In order to do that I need to find "least significant bit set" or to "count leading zeroes".

Both functions are very similar. For example let suppose we have value of 100:

Binary:  0 1 1 0 0 1 0 0
Pos:     7 6 5 4 3 2 1 0

In this case, because third bit is set, the function should return "2".

Naive implementation

#include <cstdint>

template<typename T>
int lsb(T const x){
 for(uint8_t i = 0; i < sizeof(T) * 8; ++i)
  if (x & (1 << i) )
   return i;

 return 0;
}

It is naive, but note this is portable and works for all unsigned types.

However performance of this function is O(n). We sure can do better. Can we?

Pre-computed table

We could do pre-computed lookup table and check from there.

For 32bit integers table must be 4GB in size. Not very practical. Because of that we can do it byte by byte:

#include <cstdint>

struct Lookup8{
 constexpr Lookup8(){
  for(uint8_t i = 0; i < 0xFF; ++i)
   data[i] = calc(i);
 }

 constexpr uint8_t operator[](uint8_t const x) const{
  return data[x];
 }

private:
 constexpr static uint8_t calc(uint8_t const x){
  for(uint8_t i = 0; i < 8; ++i)
   if (x & (1 << i) )
    return i;

  return 0;
 }

private:
 uint8_t data[0xFF] = {};
};

constexpr Lookup8 l8;

template<typename T>
int lsb(T const x){
 int j = 0;
 for(uint8_t i = 0; i < sizeof(T); ++i){
  uint8_t const byte = ( x >> j ) & 0xFF;

  if (byte)
   return l8[byte] + j;

  j += 8;
 }

 return 0;
}

This is great, but there should be better solution? ...and after some google-ing it is this...

Log2 + bitmask

#include <cstdint>

int log2(uint64_t const x);

constexpr uint64_t lsb_(uint64_t const x){
 return x & ( ~x + 1 );
}

constexpr int lsb(uint64_t const x){
 return log2(lsb_(x));
}

Wow! That's really short.

...But is log2() O(1) ?

It turns out it is a way to do it in O(1). Algorithm uses something called deBruijn sequence.

De Bruijn sequence

#include <cstdint>

constexpr int log2(uint64_t n){
 constexpr uint8_t tab64[64] = {
   0, 58,  1, 59, 47, 53,  2, 60,
  39, 48, 27, 54, 33, 42,  3, 61,
  51, 37, 40, 49, 18, 28, 20, 55,
  30, 34, 11, 43, 14, 22,  4, 62,
  57, 46, 52, 38, 26, 32, 41, 50,
  36, 17, 19, 29, 10, 13, 21, 56,
  45, 25, 31, 35, 16,  9, 12, 44,
  24, 15,  8, 23,  7,  6,  5, 63
 };

 n |= n >>  1;
 n |= n >>  2;
 n |= n >>  4;
 n |= n >>  8;
 n |= n >> 16;
 n |= n >> 32;

 auto const pos = (n  * 0x03F6EAF2CD271461) >> 58;

 return tab64[pos];
}


constexpr int log2(uint32_t n){
 constexpr uint8_t tab32[32] = {
   0,  9,  1, 10, 13, 21,  2, 29,
  11, 14, 16, 18, 22, 25,  3, 30,
   8, 12, 20, 28, 15, 17, 24,  7,
  19, 27, 23,  6, 26,  5,  4, 31
 };

 n |= n >>  1;
 n |= n >>  2;
 n |= n >>  4;
 n |= n >>  8;
 n |= n >> 16;

 auto const pos = (n * 0x07C4ACDD ) >> 27;

 return tab32[pos];
}

template<typename T>
constexpr T lsb_(T const x){
 return x & ( ~x + 1 );
}

template<typename T>
constexpr int lsb(T const x){
 return log2(lsb_(x));
}

Wait? The code complexity is not O(1) !

If you look at "n |= n >> 1", this is nothing else but unrolled loop.

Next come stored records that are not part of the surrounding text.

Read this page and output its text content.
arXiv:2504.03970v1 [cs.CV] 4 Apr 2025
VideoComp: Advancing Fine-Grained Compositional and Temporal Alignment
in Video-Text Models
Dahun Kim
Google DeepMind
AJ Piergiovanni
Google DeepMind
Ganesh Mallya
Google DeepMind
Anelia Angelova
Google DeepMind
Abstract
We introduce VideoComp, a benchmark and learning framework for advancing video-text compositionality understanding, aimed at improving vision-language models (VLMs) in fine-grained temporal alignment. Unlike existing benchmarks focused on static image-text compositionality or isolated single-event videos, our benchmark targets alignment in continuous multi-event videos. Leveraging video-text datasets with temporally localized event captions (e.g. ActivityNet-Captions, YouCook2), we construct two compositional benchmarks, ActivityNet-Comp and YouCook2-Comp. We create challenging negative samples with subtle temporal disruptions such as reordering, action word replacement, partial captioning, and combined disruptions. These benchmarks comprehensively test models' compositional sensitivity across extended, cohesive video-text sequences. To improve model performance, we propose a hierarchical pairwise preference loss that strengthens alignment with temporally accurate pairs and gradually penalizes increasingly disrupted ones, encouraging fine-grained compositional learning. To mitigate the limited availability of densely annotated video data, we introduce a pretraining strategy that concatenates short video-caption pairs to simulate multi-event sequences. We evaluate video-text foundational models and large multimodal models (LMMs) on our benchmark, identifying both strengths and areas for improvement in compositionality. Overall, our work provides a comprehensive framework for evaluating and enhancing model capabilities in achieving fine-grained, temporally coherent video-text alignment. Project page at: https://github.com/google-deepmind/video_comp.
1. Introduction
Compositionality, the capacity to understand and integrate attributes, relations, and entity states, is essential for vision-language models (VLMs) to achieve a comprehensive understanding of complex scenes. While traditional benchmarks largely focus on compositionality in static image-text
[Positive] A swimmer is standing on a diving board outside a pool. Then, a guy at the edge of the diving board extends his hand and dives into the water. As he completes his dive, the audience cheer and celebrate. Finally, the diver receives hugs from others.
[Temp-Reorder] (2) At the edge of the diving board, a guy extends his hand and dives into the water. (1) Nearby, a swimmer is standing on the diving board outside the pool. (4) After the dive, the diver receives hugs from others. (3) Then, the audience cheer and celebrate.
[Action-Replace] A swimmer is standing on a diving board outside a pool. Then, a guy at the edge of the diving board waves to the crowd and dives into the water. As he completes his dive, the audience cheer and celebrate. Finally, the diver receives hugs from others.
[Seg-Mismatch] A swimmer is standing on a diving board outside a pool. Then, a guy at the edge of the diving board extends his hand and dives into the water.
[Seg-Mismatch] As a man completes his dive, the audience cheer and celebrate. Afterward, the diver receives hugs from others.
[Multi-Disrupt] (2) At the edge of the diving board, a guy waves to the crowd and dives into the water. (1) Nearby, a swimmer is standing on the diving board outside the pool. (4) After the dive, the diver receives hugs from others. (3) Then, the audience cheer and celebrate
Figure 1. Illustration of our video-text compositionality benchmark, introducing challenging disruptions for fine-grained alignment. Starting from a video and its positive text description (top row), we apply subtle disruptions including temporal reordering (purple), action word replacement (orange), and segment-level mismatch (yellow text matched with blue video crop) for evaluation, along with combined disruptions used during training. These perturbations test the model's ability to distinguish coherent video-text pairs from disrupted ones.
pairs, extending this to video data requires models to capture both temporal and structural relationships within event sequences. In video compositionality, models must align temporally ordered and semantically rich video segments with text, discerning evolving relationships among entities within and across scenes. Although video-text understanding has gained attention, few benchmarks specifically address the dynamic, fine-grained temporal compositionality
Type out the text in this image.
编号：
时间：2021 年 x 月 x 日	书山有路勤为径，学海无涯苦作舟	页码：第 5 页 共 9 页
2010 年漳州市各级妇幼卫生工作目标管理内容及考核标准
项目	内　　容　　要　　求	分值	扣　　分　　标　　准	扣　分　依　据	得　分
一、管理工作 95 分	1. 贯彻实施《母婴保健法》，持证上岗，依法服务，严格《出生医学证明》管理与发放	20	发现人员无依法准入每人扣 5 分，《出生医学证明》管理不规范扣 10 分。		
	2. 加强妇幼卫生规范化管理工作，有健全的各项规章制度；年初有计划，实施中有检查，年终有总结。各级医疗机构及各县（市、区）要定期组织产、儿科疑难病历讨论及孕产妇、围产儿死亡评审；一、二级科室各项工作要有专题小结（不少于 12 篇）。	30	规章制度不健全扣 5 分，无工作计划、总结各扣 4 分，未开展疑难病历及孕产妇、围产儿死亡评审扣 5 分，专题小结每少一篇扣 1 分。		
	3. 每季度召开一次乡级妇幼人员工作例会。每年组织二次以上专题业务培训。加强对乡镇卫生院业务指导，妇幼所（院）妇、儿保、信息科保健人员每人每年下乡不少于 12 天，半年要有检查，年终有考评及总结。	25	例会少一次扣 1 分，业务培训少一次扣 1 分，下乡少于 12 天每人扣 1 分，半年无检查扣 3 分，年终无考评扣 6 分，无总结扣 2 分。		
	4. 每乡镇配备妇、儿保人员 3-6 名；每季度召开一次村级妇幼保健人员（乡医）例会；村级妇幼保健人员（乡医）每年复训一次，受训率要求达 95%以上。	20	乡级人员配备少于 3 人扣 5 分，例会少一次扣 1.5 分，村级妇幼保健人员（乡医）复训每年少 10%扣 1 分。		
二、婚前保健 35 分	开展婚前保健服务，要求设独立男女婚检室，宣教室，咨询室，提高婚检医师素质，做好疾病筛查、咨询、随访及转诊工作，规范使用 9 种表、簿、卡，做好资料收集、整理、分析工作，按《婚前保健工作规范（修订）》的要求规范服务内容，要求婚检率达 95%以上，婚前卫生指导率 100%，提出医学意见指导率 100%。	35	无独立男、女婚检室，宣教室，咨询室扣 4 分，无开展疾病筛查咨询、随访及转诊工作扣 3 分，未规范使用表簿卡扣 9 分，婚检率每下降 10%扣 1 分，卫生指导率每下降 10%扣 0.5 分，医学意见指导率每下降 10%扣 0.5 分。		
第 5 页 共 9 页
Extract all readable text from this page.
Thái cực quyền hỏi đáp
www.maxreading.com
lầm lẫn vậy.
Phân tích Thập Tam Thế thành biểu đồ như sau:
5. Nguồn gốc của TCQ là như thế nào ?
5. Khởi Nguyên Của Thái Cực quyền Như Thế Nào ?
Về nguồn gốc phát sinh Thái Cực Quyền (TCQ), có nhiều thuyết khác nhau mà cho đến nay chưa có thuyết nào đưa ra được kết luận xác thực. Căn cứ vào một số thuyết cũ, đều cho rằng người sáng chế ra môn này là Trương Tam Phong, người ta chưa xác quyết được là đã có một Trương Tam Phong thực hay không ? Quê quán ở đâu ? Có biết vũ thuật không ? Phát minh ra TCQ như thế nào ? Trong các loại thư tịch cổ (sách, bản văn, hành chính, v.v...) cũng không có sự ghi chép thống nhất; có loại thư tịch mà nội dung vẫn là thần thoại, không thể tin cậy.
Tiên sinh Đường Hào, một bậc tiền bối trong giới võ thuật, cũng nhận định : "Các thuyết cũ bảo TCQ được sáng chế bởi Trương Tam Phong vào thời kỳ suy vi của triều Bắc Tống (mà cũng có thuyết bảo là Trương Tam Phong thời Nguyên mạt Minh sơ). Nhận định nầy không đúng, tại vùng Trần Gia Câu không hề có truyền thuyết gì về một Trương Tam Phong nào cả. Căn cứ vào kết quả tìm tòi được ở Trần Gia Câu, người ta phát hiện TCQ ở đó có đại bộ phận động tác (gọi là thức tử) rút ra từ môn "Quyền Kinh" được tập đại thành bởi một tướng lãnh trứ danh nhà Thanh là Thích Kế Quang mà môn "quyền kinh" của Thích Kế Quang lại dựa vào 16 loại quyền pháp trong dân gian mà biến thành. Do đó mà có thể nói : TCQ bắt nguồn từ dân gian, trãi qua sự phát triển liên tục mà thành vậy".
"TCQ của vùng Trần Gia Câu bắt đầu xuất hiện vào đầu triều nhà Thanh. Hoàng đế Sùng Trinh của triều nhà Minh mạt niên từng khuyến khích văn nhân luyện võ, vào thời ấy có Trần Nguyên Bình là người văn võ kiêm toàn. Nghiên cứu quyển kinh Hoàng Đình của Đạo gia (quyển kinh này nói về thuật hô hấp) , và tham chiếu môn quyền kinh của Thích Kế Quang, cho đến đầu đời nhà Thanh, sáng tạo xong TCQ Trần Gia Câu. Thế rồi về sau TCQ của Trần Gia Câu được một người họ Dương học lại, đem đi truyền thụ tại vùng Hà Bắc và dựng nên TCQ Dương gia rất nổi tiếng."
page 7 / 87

Complexity is at best O(log(n)).

Time for testing

For testing I used something like this code:

#include <cstdint>

int main(){
 int x = 0;

 for(uint64_t i = 0; i <= 100000000; ++i)
  x += lsb(i);

 std::cout << x << '\n';
}

Then I start it with time. Here are the results:

Naive     | 0.452 sec
Lookup    | 0.550 sec
De Bruijn | 2.394 sec

De Bruijn solution is slowest.
Naive solution is fastest.

Bonus

GCC have non standard function ffs() defined in "string.h" / "cstring".
Linux have similar function defined somewhere too.